Рукой я проверяю температуру двигателя. Он успокаивающе прохладен. Выключаю сцепление и даю ему секунду катиться по инерции, чтобы послушать, как он работает вхолостую. Какой-то забавный звук, и я повторяю все заново. Требуется некоторое время, чтобы вычислить, что дело тут вовсе не в двигателе. Это эхо от утеса, оно раздается после того, как дроссельный клапан закрыт. Смешно. Я проделываю такой финт два или три раза. Крис спрашивает, что случилось, и я даю ему послушать эхо. Никаких комментариев от него не поступает.
Звук у нашей старой машины — как у кошелька с мелочью. Словно внутри сдача звякает. Звук ужасный, но это просто клапаны так лязгают. Нормально. Как только привыкнешь и научишься ожидать его, начнешь автоматически слышать отклонения. Если их не слышно, значит, хорошо.
Я как-то пытался заинтересовать Джона этим звуком, но все бестолку. Он слышал только шум, видел только машину и меня с грязными инструментами в руках — больше ничего. Не вышло.
Он на самом деле не видит, что происходит, и ему неинтересно в этом ковыряться.
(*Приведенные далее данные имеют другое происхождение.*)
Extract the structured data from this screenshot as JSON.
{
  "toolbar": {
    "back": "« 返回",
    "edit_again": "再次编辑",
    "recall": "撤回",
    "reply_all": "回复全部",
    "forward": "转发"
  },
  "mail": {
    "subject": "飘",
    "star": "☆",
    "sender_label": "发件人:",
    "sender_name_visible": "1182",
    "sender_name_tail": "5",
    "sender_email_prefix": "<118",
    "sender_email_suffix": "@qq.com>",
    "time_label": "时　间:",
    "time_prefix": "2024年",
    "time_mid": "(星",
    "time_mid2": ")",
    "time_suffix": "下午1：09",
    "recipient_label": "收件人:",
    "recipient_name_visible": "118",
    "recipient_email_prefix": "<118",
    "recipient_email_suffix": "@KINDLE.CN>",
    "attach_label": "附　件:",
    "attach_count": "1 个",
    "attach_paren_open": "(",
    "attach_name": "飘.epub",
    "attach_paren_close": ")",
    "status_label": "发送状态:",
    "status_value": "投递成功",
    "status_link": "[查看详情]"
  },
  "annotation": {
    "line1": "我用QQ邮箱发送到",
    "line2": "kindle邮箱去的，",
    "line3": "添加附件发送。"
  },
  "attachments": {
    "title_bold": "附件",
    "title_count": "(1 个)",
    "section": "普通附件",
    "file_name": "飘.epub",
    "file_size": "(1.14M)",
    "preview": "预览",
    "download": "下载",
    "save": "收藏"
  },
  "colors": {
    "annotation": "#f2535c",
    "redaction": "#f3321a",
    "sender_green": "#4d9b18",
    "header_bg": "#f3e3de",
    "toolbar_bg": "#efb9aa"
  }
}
Ему не так интересно знать, что вещи означают, как то, чем они являются. Достаточно важно, что он все видит именно так. Мне понадобилось много времени, чтобы понять эту разницу, и для Шатокуа важно, что я эту разницу объяснил.
Меня так ошарашил его отказ даже думать о любом механическом предмете, что я все пытался подобрать ключи к его отношению ко всему окружающему, но не знал, где начать.
Я хотел было подождать, пока что-нибудь не случится с его машиной, и я не помогу ему починить ее — и вот так втяну его во все это, но сам попал впросак, поскольку не понимал разницы в том, как он на все смотрит.
Рукоятки руля у него начали соскальзывать. Не очень сильно, сказал он, а только когда на них налегаешь. Я предупредил, чтобы он не вздумал гайки затягивать разводным ключом: нарушится хромовое покрытие и пойдут маленькие ржавые пятнышки. Он согласился взять мой набор торцовых головок.
Когда он привез мотоцикл, я достал свои ключи, но заметил, что никаким подкручиванием гаек ничего не исправить, поскольку концы хомутиков накрепко защемлены.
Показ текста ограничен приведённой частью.